Des dérogations inédites pour faciliter la tâche aux passagers clandestins
Seize jours seulement après l’enregistrement du premier cas de COVID-19, le Président de la République a pris le décret n° 2020-781 du 18 mars 2020 portant dérogation au Code des Marchés publics pour les dépenses relatives à la COVID-19. En résumé, cet acte dispense de toute concurrence entre les fournisseurs, de garanties d’exécution des marchés et d’application de pénalités de retard. La carte blanche est ainsi donnée aux passagers clandestins.
Ayant suivi de très près l’évolution de la pandémie et me trouvant bloqué à l’étranger du fait des mesures de fermeture des frontières, j’avais publié, le 21 mars 2020, une proposition de trente (33) mesures pour faire face à la situation naissante, suivie plus tard du programme de relance TUMBI-19. Parmi ces propositions, la mise en place d’un Fonds de 1000 milliards dont les conditions de mobilisation ont été détaillées, a été préconisée.

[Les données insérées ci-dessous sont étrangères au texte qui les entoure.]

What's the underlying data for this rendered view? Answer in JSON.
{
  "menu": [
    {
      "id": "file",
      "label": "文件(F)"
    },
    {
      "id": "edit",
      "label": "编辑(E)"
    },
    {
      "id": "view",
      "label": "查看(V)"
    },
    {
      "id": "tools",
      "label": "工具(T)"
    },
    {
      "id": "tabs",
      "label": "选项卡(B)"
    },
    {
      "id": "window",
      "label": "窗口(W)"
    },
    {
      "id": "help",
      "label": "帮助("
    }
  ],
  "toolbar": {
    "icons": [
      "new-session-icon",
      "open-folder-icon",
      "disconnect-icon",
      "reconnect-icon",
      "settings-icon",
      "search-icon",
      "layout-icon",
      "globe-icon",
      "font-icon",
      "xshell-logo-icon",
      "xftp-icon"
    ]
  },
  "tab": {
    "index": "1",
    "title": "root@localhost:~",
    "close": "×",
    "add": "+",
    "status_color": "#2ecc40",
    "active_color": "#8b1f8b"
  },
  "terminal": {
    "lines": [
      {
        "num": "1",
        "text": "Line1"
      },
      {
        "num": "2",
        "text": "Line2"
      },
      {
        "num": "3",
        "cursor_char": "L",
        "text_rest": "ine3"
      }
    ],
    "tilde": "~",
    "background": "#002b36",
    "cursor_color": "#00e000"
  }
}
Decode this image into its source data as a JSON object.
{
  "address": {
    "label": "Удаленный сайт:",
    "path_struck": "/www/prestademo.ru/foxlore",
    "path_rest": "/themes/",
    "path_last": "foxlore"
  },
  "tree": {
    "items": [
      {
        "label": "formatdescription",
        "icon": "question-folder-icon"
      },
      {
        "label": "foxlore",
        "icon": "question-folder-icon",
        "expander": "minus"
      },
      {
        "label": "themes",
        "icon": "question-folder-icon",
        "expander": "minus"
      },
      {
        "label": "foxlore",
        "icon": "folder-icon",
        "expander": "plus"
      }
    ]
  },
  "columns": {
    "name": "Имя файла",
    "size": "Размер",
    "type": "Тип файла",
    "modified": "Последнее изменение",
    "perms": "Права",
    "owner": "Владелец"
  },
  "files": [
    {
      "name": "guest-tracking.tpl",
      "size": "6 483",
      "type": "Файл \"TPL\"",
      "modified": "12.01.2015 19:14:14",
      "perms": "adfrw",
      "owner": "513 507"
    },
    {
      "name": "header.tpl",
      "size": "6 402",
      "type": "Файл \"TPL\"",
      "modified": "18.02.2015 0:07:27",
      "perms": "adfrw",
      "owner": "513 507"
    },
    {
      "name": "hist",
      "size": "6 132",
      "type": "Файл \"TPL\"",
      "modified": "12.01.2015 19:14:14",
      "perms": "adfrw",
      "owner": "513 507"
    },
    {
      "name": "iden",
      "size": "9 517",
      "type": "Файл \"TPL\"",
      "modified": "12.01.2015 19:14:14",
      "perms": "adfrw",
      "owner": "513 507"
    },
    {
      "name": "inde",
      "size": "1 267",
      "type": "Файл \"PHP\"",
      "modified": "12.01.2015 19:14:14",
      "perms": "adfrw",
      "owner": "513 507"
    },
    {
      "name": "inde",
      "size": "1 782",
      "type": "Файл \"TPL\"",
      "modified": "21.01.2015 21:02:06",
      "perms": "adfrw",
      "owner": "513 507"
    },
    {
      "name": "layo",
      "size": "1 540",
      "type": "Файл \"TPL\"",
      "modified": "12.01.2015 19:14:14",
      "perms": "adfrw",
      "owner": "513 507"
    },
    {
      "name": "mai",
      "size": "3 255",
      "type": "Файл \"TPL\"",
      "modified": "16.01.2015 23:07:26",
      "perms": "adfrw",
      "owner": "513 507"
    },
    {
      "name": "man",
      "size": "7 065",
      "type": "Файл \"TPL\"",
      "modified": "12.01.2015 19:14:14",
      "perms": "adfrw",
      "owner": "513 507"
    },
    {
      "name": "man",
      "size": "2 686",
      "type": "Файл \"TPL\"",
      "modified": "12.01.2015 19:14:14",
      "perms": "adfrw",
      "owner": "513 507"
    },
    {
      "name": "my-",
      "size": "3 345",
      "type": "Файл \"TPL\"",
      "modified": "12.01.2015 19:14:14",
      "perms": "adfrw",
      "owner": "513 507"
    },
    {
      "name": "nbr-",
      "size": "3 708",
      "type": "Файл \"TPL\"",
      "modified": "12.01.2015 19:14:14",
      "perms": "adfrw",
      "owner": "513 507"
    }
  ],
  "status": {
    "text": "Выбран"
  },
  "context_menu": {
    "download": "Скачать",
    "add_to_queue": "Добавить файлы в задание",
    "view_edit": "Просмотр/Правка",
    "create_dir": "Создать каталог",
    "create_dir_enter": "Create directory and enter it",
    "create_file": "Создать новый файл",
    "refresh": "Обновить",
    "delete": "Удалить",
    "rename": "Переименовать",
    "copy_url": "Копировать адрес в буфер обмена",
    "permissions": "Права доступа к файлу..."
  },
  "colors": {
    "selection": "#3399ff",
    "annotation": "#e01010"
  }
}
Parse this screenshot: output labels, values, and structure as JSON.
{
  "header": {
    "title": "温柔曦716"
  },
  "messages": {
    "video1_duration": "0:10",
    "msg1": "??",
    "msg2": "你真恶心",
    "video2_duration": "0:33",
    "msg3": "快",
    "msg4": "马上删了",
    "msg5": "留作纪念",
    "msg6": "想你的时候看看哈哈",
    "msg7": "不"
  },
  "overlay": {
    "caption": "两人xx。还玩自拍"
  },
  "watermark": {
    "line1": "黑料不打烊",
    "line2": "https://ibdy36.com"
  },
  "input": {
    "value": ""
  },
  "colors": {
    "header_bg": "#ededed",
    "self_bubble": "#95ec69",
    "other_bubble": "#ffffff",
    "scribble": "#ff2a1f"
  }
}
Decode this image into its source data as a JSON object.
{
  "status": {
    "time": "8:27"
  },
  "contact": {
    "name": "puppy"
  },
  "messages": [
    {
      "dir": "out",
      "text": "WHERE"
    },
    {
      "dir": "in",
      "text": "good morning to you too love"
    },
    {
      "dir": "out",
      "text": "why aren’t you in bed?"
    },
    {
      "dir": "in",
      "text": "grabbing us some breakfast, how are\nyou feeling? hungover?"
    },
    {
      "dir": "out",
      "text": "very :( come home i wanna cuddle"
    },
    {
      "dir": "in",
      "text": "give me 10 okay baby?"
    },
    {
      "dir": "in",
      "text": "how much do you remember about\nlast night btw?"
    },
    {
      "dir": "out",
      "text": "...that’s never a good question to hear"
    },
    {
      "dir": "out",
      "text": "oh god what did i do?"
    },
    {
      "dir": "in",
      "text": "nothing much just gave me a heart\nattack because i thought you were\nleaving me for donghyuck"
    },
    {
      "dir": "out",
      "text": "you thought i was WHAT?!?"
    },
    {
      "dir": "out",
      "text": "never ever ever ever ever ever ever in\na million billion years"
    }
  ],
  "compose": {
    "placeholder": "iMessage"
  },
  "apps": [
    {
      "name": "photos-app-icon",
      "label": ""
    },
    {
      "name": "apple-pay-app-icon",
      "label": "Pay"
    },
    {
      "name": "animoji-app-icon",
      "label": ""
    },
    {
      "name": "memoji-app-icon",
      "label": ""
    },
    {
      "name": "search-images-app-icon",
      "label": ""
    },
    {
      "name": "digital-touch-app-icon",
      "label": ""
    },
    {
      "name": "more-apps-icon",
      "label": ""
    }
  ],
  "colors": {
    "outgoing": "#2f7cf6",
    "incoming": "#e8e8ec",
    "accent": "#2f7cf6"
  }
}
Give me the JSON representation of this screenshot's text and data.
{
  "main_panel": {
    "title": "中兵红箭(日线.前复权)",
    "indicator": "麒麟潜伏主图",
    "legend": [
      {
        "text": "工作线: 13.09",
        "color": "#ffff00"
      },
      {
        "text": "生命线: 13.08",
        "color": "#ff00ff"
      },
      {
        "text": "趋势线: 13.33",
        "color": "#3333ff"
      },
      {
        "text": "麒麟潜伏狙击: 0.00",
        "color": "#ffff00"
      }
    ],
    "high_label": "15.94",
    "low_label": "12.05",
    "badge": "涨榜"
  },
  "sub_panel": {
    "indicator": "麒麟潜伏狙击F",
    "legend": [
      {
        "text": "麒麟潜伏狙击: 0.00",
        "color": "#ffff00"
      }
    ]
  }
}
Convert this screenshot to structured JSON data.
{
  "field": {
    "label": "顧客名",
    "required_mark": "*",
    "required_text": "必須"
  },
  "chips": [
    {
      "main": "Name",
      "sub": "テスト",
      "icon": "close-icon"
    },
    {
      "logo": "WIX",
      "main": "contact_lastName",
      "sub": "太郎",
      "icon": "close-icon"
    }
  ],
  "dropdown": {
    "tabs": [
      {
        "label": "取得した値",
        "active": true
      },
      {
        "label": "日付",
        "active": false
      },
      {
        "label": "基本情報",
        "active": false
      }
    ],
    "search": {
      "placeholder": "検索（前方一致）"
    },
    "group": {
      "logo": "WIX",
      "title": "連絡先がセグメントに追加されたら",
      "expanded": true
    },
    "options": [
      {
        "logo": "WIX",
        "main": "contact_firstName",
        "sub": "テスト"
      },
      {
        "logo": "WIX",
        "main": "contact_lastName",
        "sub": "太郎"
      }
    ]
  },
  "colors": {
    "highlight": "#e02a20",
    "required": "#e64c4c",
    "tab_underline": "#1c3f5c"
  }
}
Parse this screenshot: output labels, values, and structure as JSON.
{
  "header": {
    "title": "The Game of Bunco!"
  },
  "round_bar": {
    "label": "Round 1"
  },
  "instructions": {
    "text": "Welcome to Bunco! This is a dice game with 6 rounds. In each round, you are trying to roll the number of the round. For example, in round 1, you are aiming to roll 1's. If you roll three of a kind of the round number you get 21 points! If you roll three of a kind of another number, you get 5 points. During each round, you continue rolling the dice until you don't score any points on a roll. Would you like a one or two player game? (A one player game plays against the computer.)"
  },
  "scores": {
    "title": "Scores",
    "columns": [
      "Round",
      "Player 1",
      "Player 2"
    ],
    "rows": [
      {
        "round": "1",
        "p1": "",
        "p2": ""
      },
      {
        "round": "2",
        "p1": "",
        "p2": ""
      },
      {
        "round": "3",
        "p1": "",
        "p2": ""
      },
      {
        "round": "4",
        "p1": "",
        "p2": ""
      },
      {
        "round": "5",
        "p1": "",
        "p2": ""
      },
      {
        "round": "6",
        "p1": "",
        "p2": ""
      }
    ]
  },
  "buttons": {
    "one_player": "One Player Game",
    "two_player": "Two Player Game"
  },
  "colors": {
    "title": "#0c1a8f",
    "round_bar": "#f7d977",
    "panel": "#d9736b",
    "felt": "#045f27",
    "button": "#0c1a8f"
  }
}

La veille des audiences avec les forces politiques de l’opposition et de la société civile, pour simuler une ouverture pour une gestion concertée de la pandémie, le Président de la République annonce, le 23 mars 2020, des mesures dont la mise en place du Fonds de 1000 milliards.
Après ce défilé ayant suscité beaucoup d’espoir, avant la mise en place du « Fonds FORCE COVD-19 » intervenue le 7 avril 2020, une autre dérogation est prise à travers le décret n° 2020-884 du 1er avril 2020, (ce n’était pas un poisson d’avril !). Le Président récidivait ainsi en accordant une dérogation bouleversante au Règlement général de la Comptabilité publique. Cet acte dispense du contrôle administratif et du visa préalables, de l’enregistrement des marchés et de la production de pièces justificatives dans l’exécution des marchés COVID.
Pourtant, la circulaire n° 25 MFB/DGB/DPB du 20 mai 2020 qui prévoyait la mise en place d’un comité interne composé du gestionnaire du Fonds et des services de la Direction générale du Budget pour vérifier, valider et certifier les pièces justificatives avant tout paiement d’une dépense, aurait pu corriger les effets néfastes des dérogations présidentielles. Ce Comité n’a jamais été mis en place. L’option du gouvernement a été de fermer les yeux et de transférer les ressources de compte de dépôt à compte de dépôt, laissant ainsi le soin aux structures bénéficiaires de vérifier les marchés qu’ils ont attribués, de procéder à la liquidation, de retirer les sommes d’argent et de procéder aux paiements.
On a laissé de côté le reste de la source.